Biological Molecular Imaging Section

Molecular imaging allows detection of specific targets in vivo, including visualization of the presence of targets, as well as the quantification of their spatial and temporal distribution. A target may be a single key protein or a particular pathway related to certain pathological processes.  Our lab develops probes of small organic molecules, polypeptides, proteins, antibodies or aptamers by phage peptide display library screening, single chain antibody library screening, and systematic evolution of ligands by exponential enrichment (SELEX). The newly developed probes are then modified and optimized for in vivo molecular imaging application.

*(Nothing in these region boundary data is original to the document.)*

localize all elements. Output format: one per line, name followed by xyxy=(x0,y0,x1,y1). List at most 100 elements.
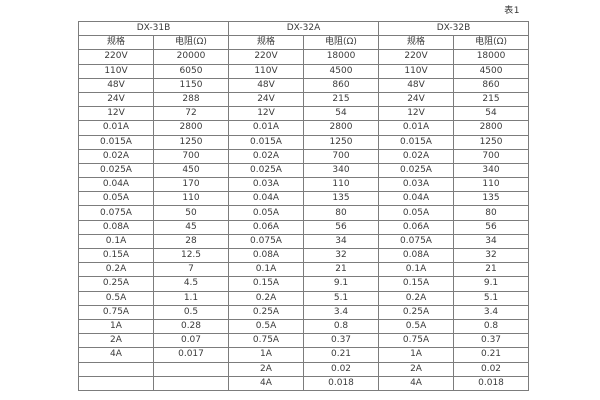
table-row: 0.25A 4.5 0.15A 9.1 0.15A 9.1 xyxy=(78,276,530,292)
resistance-cell: 340 xyxy=(302,162,380,179)
spec-cell: 0.2A xyxy=(228,290,304,306)
spec-cell: 0.2A xyxy=(78,262,154,278)
resistance-cell: 0.21 xyxy=(302,347,380,363)
spec-cell: 12V xyxy=(228,106,304,122)
spec-cell xyxy=(78,361,154,377)
spec-cell: 0.025A xyxy=(378,162,455,179)
spec-cell: 0.5A xyxy=(378,318,455,335)
resistance-spec-table: DX-31B DX-32A DX-32B 规格 电阻(Ω) 规格 电阻(Ω) 规… xyxy=(78,20,530,391)
spec-cell: 0.025A xyxy=(228,162,304,179)
spec-cell: 0.04A xyxy=(78,177,154,193)
spec-cell: 0.015A xyxy=(228,134,304,150)
spec-cell: 0.025A xyxy=(78,162,154,179)
spec-cell: 110V xyxy=(228,63,304,79)
spec-cell: 0.03A xyxy=(378,177,455,193)
table-row: 0.01A 2800 0.01A 2800 0.01A 2800 xyxy=(78,120,530,136)
table-row: 0.15A 12.5 0.08A 32 0.08A 32 xyxy=(78,247,530,264)
resistance-cell: 1250 xyxy=(153,134,229,150)
resistance-cell: 215 xyxy=(453,91,530,108)
spec-cell: 0.05A xyxy=(78,191,154,207)
resistance-cell: 5.1 xyxy=(302,290,380,306)
resistance-cell: 700 xyxy=(153,148,229,164)
resistance-cell: 50 xyxy=(153,205,229,221)
resistance-cell: 1150 xyxy=(153,77,229,93)
spec-cell: 0.75A xyxy=(78,304,154,320)
spec-cell: 24V xyxy=(228,91,304,108)
resistance-cell: 7 xyxy=(153,262,229,278)
spec-cell: 220V xyxy=(228,49,304,65)
spec-cell: 0.01A xyxy=(78,120,154,136)
spec-cell: 0.25A xyxy=(378,304,455,320)
spec-cell: 0.075A xyxy=(78,205,154,221)
resistance-cell: 18000 xyxy=(453,49,530,65)
spec-cell: 0.1A xyxy=(378,262,455,278)
spec-cell: 0.04A xyxy=(378,191,455,207)
table-row: 0.025A 450 0.025A 340 0.025A 340 xyxy=(78,162,530,179)
spec-cell: 110V xyxy=(78,63,154,79)
resistance-cell: 700 xyxy=(453,148,530,164)
spec-cell: 2A xyxy=(228,361,304,377)
resistance-cell: 0.017 xyxy=(153,347,229,363)
resistance-cell: 32 xyxy=(453,247,530,264)
resistance-cell: 0.5 xyxy=(153,304,229,320)
column-header-resistance: 电阻(Ω) xyxy=(153,35,229,51)
spec-cell: 0.06A xyxy=(228,219,304,235)
table-row: 110V 6050 110V 4500 110V 4500 xyxy=(78,63,530,79)
column-header-resistance: 电阻(Ω) xyxy=(302,35,380,51)
resistance-cell: 54 xyxy=(302,106,380,122)
spec-cell: 1A xyxy=(78,318,154,335)
spec-cell: 0.075A xyxy=(378,233,455,250)
resistance-cell: 21 xyxy=(453,262,530,278)
resistance-cell: 0.018 xyxy=(453,375,530,391)
spec-cell: 0.01A xyxy=(378,120,455,136)
resistance-cell: 54 xyxy=(453,106,530,122)
spec-cell: 0.02A xyxy=(228,148,304,164)
spec-cell: 0.25A xyxy=(228,304,304,320)
resistance-cell: 110 xyxy=(153,191,229,207)
table-row: 0.02A 700 0.02A 700 0.02A 700 xyxy=(78,148,530,164)
column-header-spec: 规格 xyxy=(378,35,455,51)
resistance-cell: 3.4 xyxy=(453,304,530,320)
table-row: 0.015A 1250 0.015A 1250 0.015A 1250 xyxy=(78,134,530,150)
table-row: 0.75A 0.5 0.25A 3.4 0.25A 3.4 xyxy=(78,304,530,320)
column-header-spec: 规格 xyxy=(78,35,154,51)
spec-cell: 4A xyxy=(228,375,304,391)
resistance-cell: 110 xyxy=(302,177,380,193)
table-row: 2A 0.07 0.75A 0.37 0.75A 0.37 xyxy=(78,333,530,349)
spec-cell: 0.5A xyxy=(78,290,154,306)
spec-cell xyxy=(78,375,154,391)
resistance-cell: 2800 xyxy=(453,120,530,136)
table-row: 0.2A 7 0.1A 21 0.1A 21 xyxy=(78,262,530,278)
resistance-cell: 28 xyxy=(153,233,229,250)
spec-cell: 2A xyxy=(378,361,455,377)
spec-cell: 24V xyxy=(378,91,455,108)
resistance-cell: 700 xyxy=(302,148,380,164)
spec-cell: 0.01A xyxy=(228,120,304,136)
resistance-cell: 9.1 xyxy=(302,276,380,292)
spec-cell: 0.06A xyxy=(378,219,455,235)
spec-cell: 24V xyxy=(78,91,154,108)
resistance-cell: 0.8 xyxy=(302,318,380,335)
table-row: 220V 20000 220V 18000 220V 18000 xyxy=(78,49,530,65)
spec-cell: 0.04A xyxy=(228,191,304,207)
spec-cell: 48V xyxy=(78,77,154,93)
spec-cell: 12V xyxy=(378,106,455,122)
table-row: 0.08A 45 0.06A 56 0.06A 56 xyxy=(78,219,530,235)
table-caption: 表1 xyxy=(504,6,520,16)
resistance-cell: 0.8 xyxy=(453,318,530,335)
resistance-cell: 3.4 xyxy=(302,304,380,320)
spec-cell: 0.25A xyxy=(78,276,154,292)
resistance-cell: 56 xyxy=(302,219,380,235)
table-body: 220V 20000 220V 18000 220V 18000 110V 6050 110V 4… xyxy=(78,49,530,391)
resistance-cell: 1250 xyxy=(453,134,530,150)
spec-cell: 0.2A xyxy=(378,290,455,306)
spec-cell: 0.5A xyxy=(228,318,304,335)
column-header-row: 规格 电阻(Ω) 规格 电阻(Ω) 规格 电阻(Ω) xyxy=(78,35,530,51)
spec-cell: 1A xyxy=(378,347,455,363)
spec-cell: 0.05A xyxy=(228,205,304,221)
resistance-cell: 135 xyxy=(453,191,530,207)
resistance-cell: 9.1 xyxy=(453,276,530,292)
resistance-cell: 20000 xyxy=(153,49,229,65)
resistance-cell: 215 xyxy=(302,91,380,108)
resistance-cell: 860 xyxy=(453,77,530,93)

Fluorophores, isotopes, and other detectable labels are most commonly introduced into a protein through in vitro modifications with suitable amine or thiol reactive reagents. Non-specific labeling of protein probes will cause heterogeneity and inaccuracy of quantification in the imaging process. Our lab engineers protein probes to accomplish site-specific modification. For example, with a system utilizing an mRNA template with an amber codon (UAG), instead of a normal initiating codon (AUG) and a complementary misaminoacylated initiator suppressor tRNA capable of initiating protein synthesis from the UAG codon, an artificial amino acid can be introduced into the N-terminal of synthesized proteins. Enzymatic post-translational modification of proteins utilizing inteins-mediated protein splicing is an alternative approach for site-specific labeling.

Therapeutic efficacy is a key question that needs to be answered for ever drug or drug candidate. Molecular imaging is able to provide information to evaluate pharmacological effects. For instance, solid tumors are often characterized by having high glucose utilization, tumor cell proliferation, hypoxia with sustained angiogenesis and evasion of apoptosis. The influence of compounds targeting these characteristics of cancer biology can be selectively visualized by molecular imaging techniques. Examples include FDG PET to image glucose transport and metabolism, and FLT PET to evaluate the proliferating status. Additionally, some imaging strategies can focus on one particular pathway such as apoptosis and hypoxia or a single molecular target to access specific drugs.

As a unique branch of molecular imaging, various reporter genes have been developed, and expression of reporter genes can be evaluated by multiple imaging modalities, including optical imaging, SPECT/PET or MRI. With split reporter gene or bioluminescence resonance energy transfer (BRET) system, protein-protein interactions can be visualized in living organisms.  Our lab develops and applies reporter gene imaging to corroborate probe-based non-invasive imaging.